Driving landlords to flex?
“The Covid situation is accelerating trends we saw before the pandemic,” said Williams. In that vein, Furness has a firm conviction that the days of traditional long-term leases are over. “Renewal rates will go down significantly in the traditional space,” Furness predicted. “The march towards more flexible real estate products has caught pace in the value chain, moving from corporates to the enterprises,” he said.
“Landlords are being forced to respond by their occupiers. It’s moved from a supply-side challenge to demand-side led. And they’re struggling.” Furness mentioned landlords who are debating flexible models, how to approach them, and are weighing tech and service operating models. Many are on the back-foot, having forecasted entry to the market five to ten years out. The reality is that the opportunity to capitalize on flexibility is now.
According to Williams, “it’s inevitable that landlords will make a play” for flexible, but they’ll have to be more amenable to their clients.” Tenants are weighing the risk of signing a long-term lease and are pressuring landlords to provide more services. “Landlords aren’t comfortable looking after the clients in the long term,” noted Williams. For Liz Elam, landlords should “stay in their lane and do what they do” and let coworking operators what they do best – enter management agreements.
“Operators that prove the value of their brand, their services, and create relationships with the right landlords” find success with management agreements. “They will be critical in suburban locations where the market is seeing growth.” However, Williams continued, “getting landlords to play nice and realize the value of those operators is a barrier we need to knock down.”

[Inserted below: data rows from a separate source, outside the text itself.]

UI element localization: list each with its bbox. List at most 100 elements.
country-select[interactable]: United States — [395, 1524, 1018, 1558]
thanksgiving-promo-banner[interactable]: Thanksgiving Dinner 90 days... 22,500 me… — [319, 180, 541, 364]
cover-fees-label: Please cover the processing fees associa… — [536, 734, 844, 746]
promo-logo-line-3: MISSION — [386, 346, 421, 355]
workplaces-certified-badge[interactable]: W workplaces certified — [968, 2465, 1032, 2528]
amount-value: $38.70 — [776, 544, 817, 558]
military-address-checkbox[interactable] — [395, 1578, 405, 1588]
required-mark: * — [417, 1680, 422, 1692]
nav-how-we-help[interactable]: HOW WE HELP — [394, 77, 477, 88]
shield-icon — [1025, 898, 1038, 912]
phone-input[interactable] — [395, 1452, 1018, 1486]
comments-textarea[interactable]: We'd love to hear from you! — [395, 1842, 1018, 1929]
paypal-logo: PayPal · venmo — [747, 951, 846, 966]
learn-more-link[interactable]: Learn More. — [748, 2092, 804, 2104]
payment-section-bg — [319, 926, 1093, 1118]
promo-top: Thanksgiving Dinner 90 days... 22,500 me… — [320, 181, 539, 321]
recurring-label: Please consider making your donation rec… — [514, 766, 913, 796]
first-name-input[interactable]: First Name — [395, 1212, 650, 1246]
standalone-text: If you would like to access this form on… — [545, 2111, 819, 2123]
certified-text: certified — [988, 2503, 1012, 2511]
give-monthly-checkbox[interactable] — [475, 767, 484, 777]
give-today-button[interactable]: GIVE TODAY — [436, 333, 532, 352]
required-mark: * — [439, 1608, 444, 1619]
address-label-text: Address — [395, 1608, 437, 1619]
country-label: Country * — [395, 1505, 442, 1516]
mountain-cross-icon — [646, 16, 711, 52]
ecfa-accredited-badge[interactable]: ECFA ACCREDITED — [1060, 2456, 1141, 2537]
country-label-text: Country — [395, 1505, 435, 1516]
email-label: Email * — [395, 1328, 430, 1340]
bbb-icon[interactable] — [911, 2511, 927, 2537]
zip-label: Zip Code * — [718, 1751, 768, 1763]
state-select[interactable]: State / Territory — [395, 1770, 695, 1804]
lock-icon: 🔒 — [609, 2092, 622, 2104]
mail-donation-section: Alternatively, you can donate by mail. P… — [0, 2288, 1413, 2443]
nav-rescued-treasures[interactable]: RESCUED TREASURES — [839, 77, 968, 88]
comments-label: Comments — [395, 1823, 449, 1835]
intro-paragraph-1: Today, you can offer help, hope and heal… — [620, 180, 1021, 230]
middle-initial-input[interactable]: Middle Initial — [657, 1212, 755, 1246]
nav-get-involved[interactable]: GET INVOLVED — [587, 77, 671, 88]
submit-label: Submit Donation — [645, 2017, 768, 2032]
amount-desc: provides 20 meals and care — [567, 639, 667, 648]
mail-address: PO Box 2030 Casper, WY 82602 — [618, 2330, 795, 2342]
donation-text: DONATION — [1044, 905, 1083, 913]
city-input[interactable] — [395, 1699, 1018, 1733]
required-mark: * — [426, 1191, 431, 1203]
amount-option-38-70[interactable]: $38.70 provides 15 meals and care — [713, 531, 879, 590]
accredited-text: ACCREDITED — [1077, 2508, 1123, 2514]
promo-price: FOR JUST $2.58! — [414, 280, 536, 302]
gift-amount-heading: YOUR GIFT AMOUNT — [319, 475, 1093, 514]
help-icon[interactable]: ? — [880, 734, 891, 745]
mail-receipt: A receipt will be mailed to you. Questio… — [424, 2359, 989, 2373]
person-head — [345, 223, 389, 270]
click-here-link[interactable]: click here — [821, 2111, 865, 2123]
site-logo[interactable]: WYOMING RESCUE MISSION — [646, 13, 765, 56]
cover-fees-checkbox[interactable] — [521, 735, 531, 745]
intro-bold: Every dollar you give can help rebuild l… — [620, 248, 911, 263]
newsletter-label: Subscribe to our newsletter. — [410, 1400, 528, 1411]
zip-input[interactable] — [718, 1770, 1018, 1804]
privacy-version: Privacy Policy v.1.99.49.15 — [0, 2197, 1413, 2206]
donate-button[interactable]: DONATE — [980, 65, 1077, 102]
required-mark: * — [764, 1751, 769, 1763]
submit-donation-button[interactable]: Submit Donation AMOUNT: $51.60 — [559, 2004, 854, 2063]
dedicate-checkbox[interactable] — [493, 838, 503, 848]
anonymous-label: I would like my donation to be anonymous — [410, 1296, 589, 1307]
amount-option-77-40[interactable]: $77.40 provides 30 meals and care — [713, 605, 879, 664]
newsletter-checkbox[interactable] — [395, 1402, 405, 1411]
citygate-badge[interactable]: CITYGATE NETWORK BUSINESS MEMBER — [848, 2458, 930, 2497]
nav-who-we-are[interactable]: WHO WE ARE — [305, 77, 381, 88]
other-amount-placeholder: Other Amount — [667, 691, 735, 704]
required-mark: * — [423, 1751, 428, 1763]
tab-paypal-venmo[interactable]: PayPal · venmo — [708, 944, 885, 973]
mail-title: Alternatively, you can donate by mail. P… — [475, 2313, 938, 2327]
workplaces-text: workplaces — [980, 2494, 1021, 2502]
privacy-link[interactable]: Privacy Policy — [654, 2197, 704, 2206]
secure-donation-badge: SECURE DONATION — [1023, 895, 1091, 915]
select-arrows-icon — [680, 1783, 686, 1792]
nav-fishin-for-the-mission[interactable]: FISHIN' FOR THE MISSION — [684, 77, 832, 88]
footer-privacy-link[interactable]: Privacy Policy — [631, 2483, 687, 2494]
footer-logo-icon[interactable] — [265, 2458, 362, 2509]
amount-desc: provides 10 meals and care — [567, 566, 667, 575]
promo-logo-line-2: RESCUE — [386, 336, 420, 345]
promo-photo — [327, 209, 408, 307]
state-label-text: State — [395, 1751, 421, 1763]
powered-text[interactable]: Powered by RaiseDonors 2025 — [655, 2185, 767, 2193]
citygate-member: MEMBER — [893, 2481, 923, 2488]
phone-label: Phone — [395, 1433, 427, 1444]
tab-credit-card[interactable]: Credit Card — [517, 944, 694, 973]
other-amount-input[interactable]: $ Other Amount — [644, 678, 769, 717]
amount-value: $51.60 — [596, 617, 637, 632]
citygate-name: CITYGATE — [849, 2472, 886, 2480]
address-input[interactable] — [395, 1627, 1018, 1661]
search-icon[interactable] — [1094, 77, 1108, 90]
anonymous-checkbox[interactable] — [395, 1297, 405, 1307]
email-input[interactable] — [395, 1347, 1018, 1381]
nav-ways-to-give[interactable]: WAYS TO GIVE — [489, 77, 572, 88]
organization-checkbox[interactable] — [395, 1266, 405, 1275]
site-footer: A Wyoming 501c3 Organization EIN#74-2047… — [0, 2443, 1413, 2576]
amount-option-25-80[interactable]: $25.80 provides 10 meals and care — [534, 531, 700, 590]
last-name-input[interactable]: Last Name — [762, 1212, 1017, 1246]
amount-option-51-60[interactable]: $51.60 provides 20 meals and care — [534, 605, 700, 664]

Technology: What to expect
The pandemic we’re facing is undeniably a significant catalyst for the evolution of real estate technology. “It’s a once in a generation event that will force spend that we would’ve expected over future years,” said Mark Furness. “We’re seeing people ask more and more about building security and environmental security.” The most immediate requirement for operators, however, is the ability to manage occupants and understand if they are at risk.
Lockdown has forced many companies to pay more attention to their tech stacks than ever before. Now is the time for CRE and workspaces to make their investments in technology and integrating smart platforms that can drive transformation in their businesses. Those who don’t will be left behind.
Brokers: The next phase
Elam asked Furness and Williams about their outlook on brokers. Furness predicts two strands of brokers that will emerge from today’s situation: those who are strategic partners to companies and can handle a wide range of requirements and those who are massively technology-enabled and can handle high volume transactions. For Williams, “aggregating the internet won’t be enough for now or in the future.”
It’s about fostering relationships and finding a middle ground. Purely transactional businesses may not stand up in a post-Covid world. As agents of the market, it’s critical for brokers to accurately represent what’s happening in the market and give informed advice.